- Vickridge, G.L.W., Lieutenant, RANR
- RAN operations
- RAN Ships
- HMAS Shepparton I, HMAS Australia II, HMAS Wyatt Earp, HMAS Wongala, HMAS Albatross, HMA LST 3501, HMAS Labuan I, HMAS Moresby I, HMAS Whyalla I
- January 1972 edition of the Naval Historical Review (all rights reserved)
PRIOR TO 1911, AUSTRALIAN INVOLVEMENT in Antarctic exploration was limited to providing a jumping-off point for many of the expeditions. The first truly Australian venture was led by Douglas Mawson who first sailed south in that year. Although several semi-private Australian expeditions were mounted over the years, the government did not show any major financial interest until they purchased the auxiliary schooner Wyatt Earp in 1939.
Built in Norway in 1919 as the Fanefjord, she spent many years fishing and sealing in North Atlantic and Arctic waters before being bought by Lincoln Ellsworth in 1933. Renaming her for the famous sheriff of Tombstone, Arizona, the American explorer voyaged to the Antarctic during 1933, 1934, 1935 and 1938 before selling her to the Australian Government for 4,400 pounds.

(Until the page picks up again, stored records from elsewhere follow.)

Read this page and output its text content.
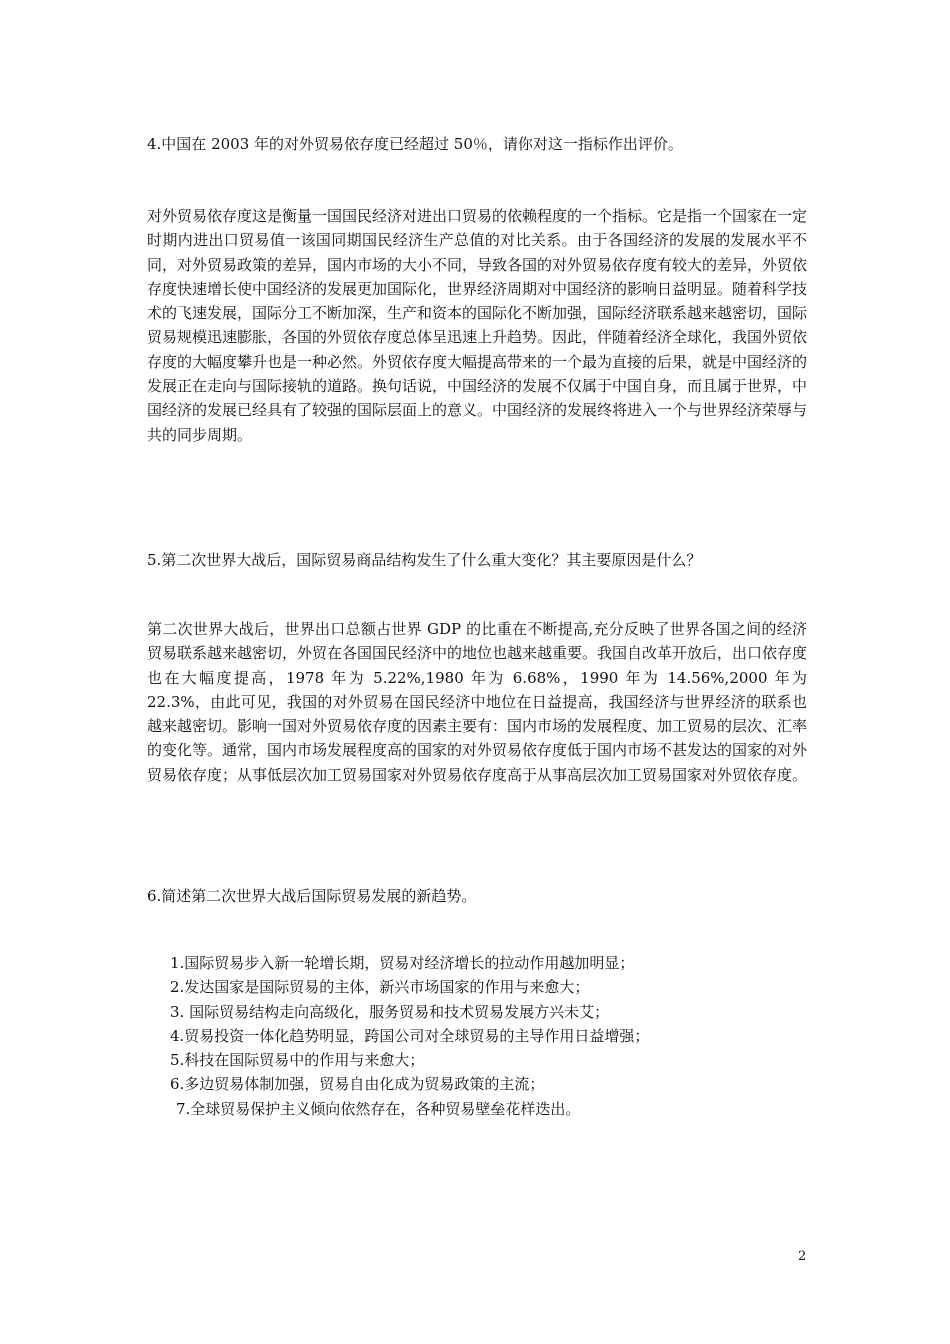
4.中国在 2003 年的对外贸易依存度已经超过 50％，请你对这一指标作出评价。
对外贸易依存度这是衡量一国国民经济对进出口贸易的依赖程度的一个指标。它是指一个国家在一定时期内进出口贸易值一该国同期国民经济生产总值的对比关系。由于各国经济的发展的发展水平不同，对外贸易政策的差异，国内市场的大小不同，导致各国的对外贸易依存度有较大的差异，外贸依存度快速增长使中国经济的发展更加国际化，世界经济周期对中国经济的影响日益明显。随着科学技术的飞速发展，国际分工不断加深，生产和资本的国际化不断加强，国际经济联系越来越密切，国际贸易规模迅速膨胀，各国的外贸依存度总体呈迅速上升趋势。因此，伴随着经济全球化，我国外贸依存度的大幅度攀升也是一种必然。外贸依存度大幅提高带来的一个最为直接的后果，就是中国经济的发展正在走向与国际接轨的道路。换句话说，中国经济的发展不仅属于中国自身，而且属于世界，中国经济的发展已经具有了较强的国际层面上的意义。中国经济的发展终将进入一个与世界经济荣辱与共的同步周期。
5.第二次世界大战后，国际贸易商品结构发生了什么重大变化？其主要原因是什么？
第二次世界大战后，世界出口总额占世界 GDP 的比重在不断提高,充分反映了世界各国之间的经济贸易联系越来越密切，外贸在各国国民经济中的地位也越来越重要。我国自改革开放后，出口依存度也在大幅度提高，1978 年为 5.22%,1980 年为 6.68%，1990 年为 14.56%,2000 年为 22.3%，由此可见，我国的对外贸易在国民经济中地位在日益提高，我国经济与世界经济的联系也越来越密切。影响一国对外贸易依存度的因素主要有：国内市场的发展程度、加工贸易的层次、汇率的变化等。通常，国内市场发展程度高的国家的对外贸易依存度低于国内市场不甚发达的国家的对外贸易依存度；从事低层次加工贸易国家对外贸易依存度高于从事高层次加工贸易国家对外贸依存度。
6.简述第二次世界大战后国际贸易发展的新趋势。
1.国际贸易步入新一轮增长期，贸易对经济增长的拉动作用越加明显；
2.发达国家是国际贸易的主体，新兴市场国家的作用与来愈大；
3. 国际贸易结构走向高级化，服务贸易和技术贸易发展方兴未艾；
4.贸易投资一体化趋势明显，跨国公司对全球贸易的主导作用日益增强；
5.科技在国际贸易中的作用与来愈大；
6.多边贸易体制加强，贸易自由化成为贸易政策的主流；
7.全球贸易保护主义倾向依然存在，各种贸易壁垒花样迭出。
2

Lying in Adelaide at the outbreak of war, the veteran polar ship was commissioned in the RAN as HMAS Wongala. Employed as a patrol vessel for the duration of hostilities, Wongala was principally engaged as the examination vessel for Whyalla, but her duties also included cable-laying at Darwin. About August 1945, the 403 ton schooner reverted to her former name and became a Sea Scouts’ training ship until 1947.
In July 1947, the Commonwealth Government established the Australian National Antarctic Research Expeditions – ANARE. Earlier in the same year, a planning committee was formed to advise the Government on Antarctic policy. The Navy’s representative, to advise on hydrographical work and victualling, was the Director of Plans at Navy Office, Melbourne.
Group Captain S.A.C. Campbell, RAAF, was appointed by the Committee as Executive Officer to organise and lead a three pronged Australian expedition to the Antarctic. Stuart Campbell was eminently qualified for the task; in the 1929-30 Antarctic expedition he had been a pilot of Sir Douglas Mawson’s Moth aircraft and returned again the following year. He served in HMAS Albatross, carrying out aerial surveying along the Great Barrier Reef and as a civilian, had undertaken aerial survey jobs in Western Australia and Victoria.
HMAS Wyatt Earp, after being chosen as the expedition vessel, was refitted in Adelaide to enable her to carry out surveying of the King George V Land coastline for the purpose of establishing a permanent continental station in the Antarctic. If possible, the expedition’s geophysicist was to reoccupy the magnetic station at Sir Douglas Mawson’s old base at Commonwealth Bay. The expedition also provided for the establishment of meteorological and geophysical bases at Heard Island and Macquarie Island.
Manned by an RAN crew under the command of Commander Karl E. Oom, RAN,1 Wyatt Earp sailed from Melbourne in late 1947. When south of Macquarie Island the ship encountered heavy seas and developed a leak forcing her to return for repairs. Finally, on 8th February 1948, Wyatt Earp sailed for the Antarctic continent with Group Captain Campbell going in her.
Owing to the extremely heavy pack ice which prevailed during the summer of 1947-48, the twenty nine year old vessel was prevented from reaching the King George V Land coastline despite two separate attempts. Thus, neither the survey was conducted nor the geophysicist landed at Commonwealth Bay. Instead, she headed east to survey the Balleny Islands, which lie close to the eastern limit of the Australian Antarctic Territory and are among the most inhospitable islands in the world.
The first recorded landing on the Ballenys was of several minutes’ duration in 1839; the second was also a brief landing, by Group Captain Campbell, Dr. P. Law and Able Seaman Wallace on 29th February 1948. The weather was too rough for a landing using Wyatt Earp’s motor cutter; even so, the heavy pounding surf forced the immediate retreat of the more sturdy whaler.
The small, slow and under-powered Wyatt Earp proved unsuitable for the requirements of ANARE and the 1948 voyage was her last to Antarctic waters. She was honourably retired and, under private ownership, engaged in the Australian coastal trade as Wongala, and later, Natone. In January 1959 the veteran polar ship was lost off the Queensland coast.
The second RAN vessel to be actively engaged in Antarctic exploration work was HMAS LST 3501. Built by Canadian Vickers in 1943, the Landing Ship Tank was not commissioned into the RAN until after the war. The least conventional of all polar ships, the 2,300 ton vessel served in the founding of the Heard and Macquarie Island stations in 1948 and thereafter in relief operations.